To include the binary feature extractor of your own,

  • Download the source code and open the following file

src/main/java/de/tu/darmstadt/lt/ner/feature/extractor/TemplateBinaryFeatureExtractor.java

  • Change the name of your feature file to listFileName.tsv, in the following line. The file should have one feature value per line (for example list of first names or location names).

br = (BufferedReader) reader.getReader("listFileName.tsv");

  • Add the following line to the end of the configuration property file so that it looks like the following. If you change the property name, make sure you also change the property name, in the following step.

    ....
    useCharacterCategoryFeature=1
    listFeature=1
    ....

  • If you change the configuration property name in the configuration file, or you implement new feature extractor, change the following line in the file /src/main/java/de/tu/darmstadt/lt/ner/annotator/GetFeaturesFromConfigFile.java

if (aProp.getProperty("listFeature").equals("1")) { germaNERfeatures.add(new MyFeatureFunctionExtractor(new CoveredTextExtractor<Token>(), new TemplateBinaryFeatureExtractor())); }

  • Finaly build the jar file. See build GermaNER from source for details.
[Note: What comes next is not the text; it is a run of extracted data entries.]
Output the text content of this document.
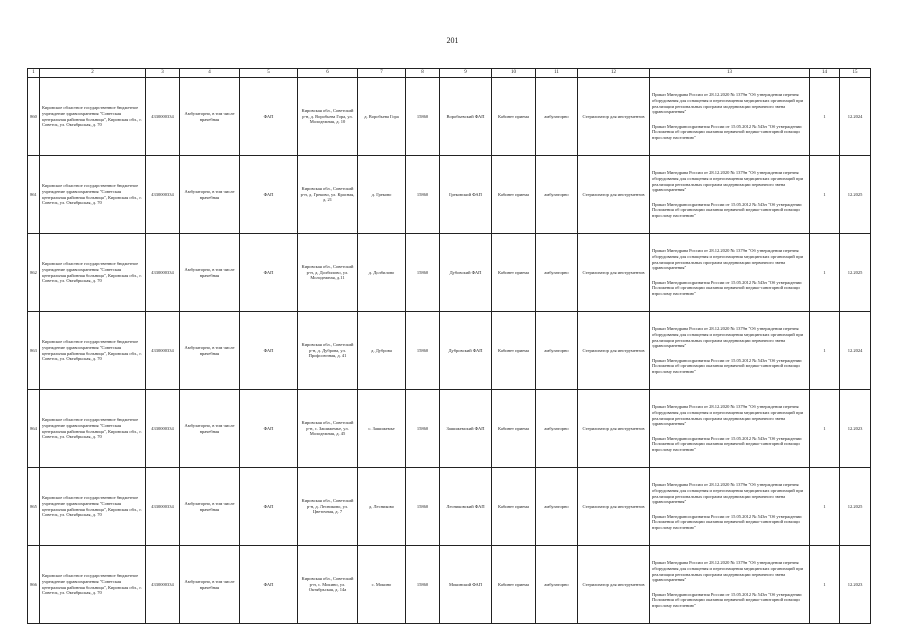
201
1	2	3	4	5	6	7	8	9	10	11	12	13	14	15
860	Кировское областное государственное бюджетное учреждение здравоохранения "Советская центральная районная больница", Кировская обл., г. Советск, ул. Октябрьская, д. 70	4330000334	Амбулаторно, в том числе врачебная	ФАП	Кировская обл., Советский р-н, д. Воробьева Гора, ул. Молодежная, д. 10	д. Воробьева Гора	15860	Воробьевский ФАП	Кабинет приема	амбулаторно	Стерилизатор для инструментов	Приказ Минздрава России от 28.12.2020 № 1379н "Об утверждении перечня оборудования для оснащения и переоснащения медицинских организаций при реализации региональных программ модернизации первичного звена здравоохранения"

Приказ Минздравсоцразвития России от 15.05.2012 № 543н "Об утверждении Положения об организации оказания первичной медико-санитарной помощи взрослому населению"	1	12.2024
861	Кировское областное государственное бюджетное учреждение здравоохранения "Советская центральная районная больница", Кировская обл., г. Советск, ул. Октябрьская, д. 70	4330000334	Амбулаторно, в том числе врачебная	ФАП	Кировская обл., Советский р-н, д. Греково, ул. Красная, д. 21	д. Греково	15860	Грековский ФАП	Кабинет приема	амбулаторно	Стерилизатор для инструментов	Приказ Минздрава России от 28.12.2020 № 1379н "Об утверждении перечня оборудования для оснащения и переоснащения медицинских организаций при реализации региональных программ модернизации первичного звена здравоохранения"

Приказ Минздравсоцразвития России от 15.05.2012 № 543н "Об утверждении Положения об организации оказания первичной медико-санитарной помощи взрослому населению"	1	12.2025
862	Кировское областное государственное бюджетное учреждение здравоохранения "Советская центральная районная больница", Кировская обл., г. Советск, ул. Октябрьская, д. 70	4330000334	Амбулаторно, в том числе врачебная	ФАП	Кировская обл., Советский р-н, д. Долбилово, ул. Молодежная, д.11	д. Долбилово	15860	Дубовский ФАП	Кабинет приема	амбулаторно	Стерилизатор для инструментов	Приказ Минздрава России от 28.12.2020 № 1379н "Об утверждении перечня оборудования для оснащения и переоснащения медицинских организаций при реализации региональных программ модернизации первичного звена здравоохранения"

Приказ Минздравсоцразвития России от 15.05.2012 № 543н "Об утверждении Положения об организации оказания первичной медико-санитарной помощи взрослому населению"	1	12.2025
863	Кировское областное государственное бюджетное учреждение здравоохранения "Советская центральная районная больница", Кировская обл., г. Советск, ул. Октябрьская, д. 70	4330000334	Амбулаторно, в том числе врачебная	ФАП	Кировская обл., Советский р-н, д. Дуброва, ул. Профсоюзная, д. 41	д. Дуброва	15860	Дубровский ФАП	Кабинет приема	амбулаторно	Стерилизатор для инструментов	Приказ Минздрава России от 28.12.2020 № 1379н "Об утверждении перечня оборудования для оснащения и переоснащения медицинских организаций при реализации региональных программ модернизации первичного звена здравоохранения"

Приказ Минздравсоцразвития России от 15.05.2012 № 543н "Об утверждении Положения об организации оказания первичной медико-санитарной помощи взрослому населению"	1	12.2024
864	Кировское областное государственное бюджетное учреждение здравоохранения "Советская центральная районная больница", Кировская обл., г. Советск, ул. Октябрьская, д. 70	4330000334	Амбулаторно, в том числе врачебная	ФАП	Кировская обл., Советский р-н, с. Зашижемье, ул. Молодежная, д. 45	с. Зашижемье	15860	Зашижемский ФАП	Кабинет приема	амбулаторно	Стерилизатор для инструментов	Приказ Минздрава России от 28.12.2020 № 1379н "Об утверждении перечня оборудования для оснащения и переоснащения медицинских организаций при реализации региональных программ модернизации первичного звена здравоохранения"

Приказ Минздравсоцразвития России от 15.05.2012 № 543н "Об утверждении Положения об организации оказания первичной медико-санитарной помощи взрослому населению"	1	12.2023
865	Кировское областное государственное бюджетное учреждение здравоохранения "Советская центральная районная больница", Кировская обл., г. Советск, ул. Октябрьская, д. 70	4330000334	Амбулаторно, в том числе врачебная	ФАП	Кировская обл., Советский р-н, д. Лесниково, ул. Цветочная, д. 7	д. Лесниково	15860	Лесниковский ФАП	Кабинет приема	амбулаторно	Стерилизатор для инструментов	Приказ Минздрава России от 28.12.2020 № 1379н "Об утверждении перечня оборудования для оснащения и переоснащения медицинских организаций при реализации региональных программ модернизации первичного звена здравоохранения"

Приказ Минздравсоцразвития России от 15.05.2012 № 543н "Об утверждении Положения об организации оказания первичной медико-санитарной помощи взрослому населению"	1	12.2025
866	Кировское областное государственное бюджетное учреждение здравоохранения "Советская центральная районная больница", Кировская обл., г. Советск, ул. Октябрьская, д. 70	4330000334	Амбулаторно, в том числе врачебная	ФАП	Кировская обл., Советский р-н, с. Мокино, ул. Октябрьская, д. 14а	с. Мокино	15860	Мокинский ФАП	Кабинет приема	амбулаторно	Стерилизатор для инструментов	Приказ Минздрава России от 28.12.2020 № 1379н "Об утверждении перечня оборудования для оснащения и переоснащения медицинских организаций при реализации региональных программ модернизации первичного звена здравоохранения"

Приказ Минздравсоцразвития России от 15.05.2012 № 543н "Об утверждении Положения об организации оказания первичной медико-санитарной помощи взрослому населению"	1	12.2023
Lookup/<key,value> feature extractor extension template

Extending dictionary based features is similar to the binary feature extension. To add dictionary based feature extractor:

  • Download the source code and modify the following file

src/main/java/de/tu/darmstadt/lt/ner/feature/extractor/TemplateBinaryFeatureExtractor.java

  • Change the name of your feature file to lookUpFileName.tsv, in the following line. The file should have TAB separated file where the first column is the word/token and the second column contains the feature value (example word TAB POS-TAG)

br = (BufferedReader) reader.getReader("lookUpFileName.tsv");

  • Add the following line to the end of the configuration property file so that it looks like the following. If you change the property name, make sure you also change the property name, in the following step.

    ....
    useCharacterCategoryFeature=1
    lookUpFeature=1
    ....

  • If you change the configuration property name in the configuration file, or you implement new feature extractor, change the following line in the file /src/main/java/de/tu/darmstadt/lt/ner/annotator/GetFeaturesFromConfigFile.java

if (aProp.getProperty("lookUpFeature").equals("1")) { germaNERfeatures.add(new MyFeatureFunctionExtractor(new CoveredTextExtractor<Token>(), new TemplateLookupFeatureExtractor())); }

  • Finaly build the jar file. See build GermaNER from source for details.